Natureza e cultura: os “genes da violência”


Por Fernando de Gonçalves
Sociólogo pela UFRGS
Do blog
Sociedade dos Indivíduos

Nos últimos dias, a divulgação de uma pesquisa sobre a descoberta de genes que poderiam estar associados com a violência despertou uma série de temores, que iam desde a eugenia à volta das teorias lombrosianas, passando pelas acusações de darwinismo social. Minha ideia nesta breve postagem é mostrar que esses temores não deveriam se sustentar.

Não devemos pensar no comportamento violento como algo recente, fruto do capitalismo, do Estado ou da modernidade, muito menos como um padrão patológico.
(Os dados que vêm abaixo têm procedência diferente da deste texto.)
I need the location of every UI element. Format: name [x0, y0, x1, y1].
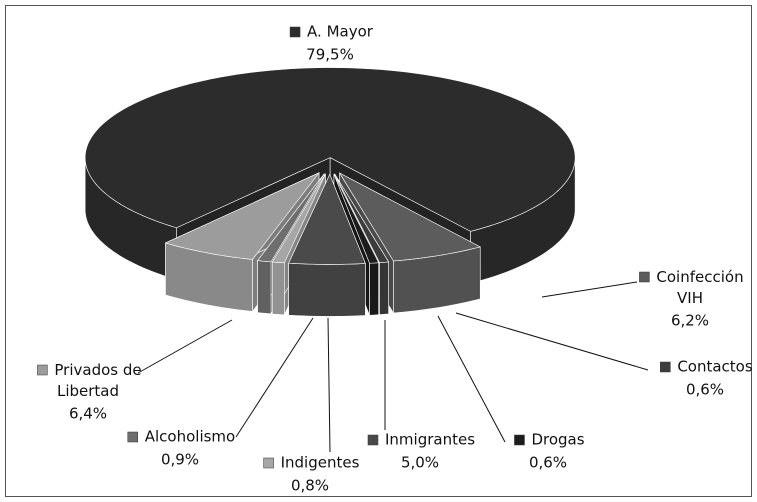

A evolução biológica selecionou não aqueles organismos mais violentos e fortes, como uma leitura superficial da teoria da evolução poderia levar a crer, mas sim aqueles que conseguiam equilibrar padrões de violência e de não violência. Como Dawkins nos mostra em O Gene Egoísta, animais fazem uso da violência para uma série de coisas vitais que proporcionam sua perpetuação, desde conseguir alimento, se defender para não virar alimento e disputar parceiros sexuais. Ocorre, porém, que ao contrário de pedras e da maioria das plantas, o animal é um ser que vai revidar à violência quando atacado. Assim, um organismo “programado” para atacar sob quaisquer circunstância, acabaria sendo eliminado pela seleção natural, visto que se colocaria em subsequentes situações de confronto. Dawkins cita uma série de experimentos com modelos computacionais – com o auxílio da teoria dos jogos – que descreviam diferentes organismos com diferentes estratégias em reação à violência, desde organismos pacifistas, que nunca atacavam  e sempre buscavam a cooperação (mesmo depois de atacados) a organismos beligerantes, que atacavam sob qualquer circunstância. Em praticamente todos os modelos, os organismos “vencedores” eram aqueles com estratégias do tipo “olho por olho, dente por dente”: nunca ataque primeiro, seja forte o suficiente para resistir a um primeiro ataque, ataque quem lhe atacou antes e coopere com quem cooperou com você na rodada anterior. No mundo real, isso pode significar que tanto organismos ingênuos (que sempre escolheriam a cooperação) e organismos beligerantes (que sempre atacariam) não conseguiram passar seus genes adiante e, portanto, foram eliminados pelo processo de seleção natural. Esse fluxo pode dar pistas sobre como o padrão de violência em animais pode ter evoluído até nossos ancestrais primatas e desvendar as “causas profundas” das propensões à violência que fariam parte do genoma de todos os seres humanos.


Continuar leitura…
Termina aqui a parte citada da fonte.